I have to admit being overwhelmed by the entrapment that devours this society. It seems that everyone I meet is either trying desperately to get out of India, or has successfully done so already. Dola is one of the only people I have met who seem happy, and she has all of her relatives abroad supporting her. I already mentioned about Padma and Vicki, who literally both asked me personally for help to get to America (on the same day), and specifically to stay at my home there. Now, the person I am paired up with at CR, Ruma, also seems to hate this country. She explained she feels underpaid and overworked. She receives the same salary (4000Rs/month, about $80), as the skilled laborers who have only completed some years of grade school. Then, she showed me her extensive CV that shows her massive educational training and experience with public health, community development, elderly care, maternal/child health, and health education. She is extremely qualified for the job, but is not paid nearly enough, or even as much as she would at other NGO's. She has been at CR for 15 years, gaining immense experience, but is treated and paid like any counter worker, getting minimal wages, minimal respect and often blamed for things she should not be responsible for. Though she likes the patients, she is searching for a position elsewhere. And not just any other job, she is looked abroad (in Iceland!) and says she would definitely take a different job.
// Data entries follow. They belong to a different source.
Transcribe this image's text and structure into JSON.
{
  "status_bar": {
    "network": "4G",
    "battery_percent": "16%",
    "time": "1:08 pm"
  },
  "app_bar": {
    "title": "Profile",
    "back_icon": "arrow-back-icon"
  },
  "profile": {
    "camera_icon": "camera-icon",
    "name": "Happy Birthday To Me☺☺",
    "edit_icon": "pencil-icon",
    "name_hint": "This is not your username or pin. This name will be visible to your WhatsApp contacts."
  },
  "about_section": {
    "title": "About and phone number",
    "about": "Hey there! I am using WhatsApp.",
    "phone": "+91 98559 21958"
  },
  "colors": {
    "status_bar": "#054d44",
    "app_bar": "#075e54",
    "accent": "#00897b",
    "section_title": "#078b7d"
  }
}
There is this sense of dissatisfaction and impossibility that pervades all life here. The only option for "making it" is to, in fact, leave.

1 comment:

  1. A very recognisable observation Emma and one that often saddened me too in India. We all need hope of something better to keep us going but I feel that often this perception that moving to the west and having more money would equate with a better life is often a rose-tinted one. Perhaps I'm not really qualified to make such a judgement having always been fortunate to have access to food, money and resources, but in a similar way to many westerners taking these for granted perhaps some people striving to escape India only realise when it is gone that parts of Indian culture entail a great richness of community and family support that money cannot replace.

    You write beautifully and I hope it helps you make sense of the myriad of emotions India can evoke.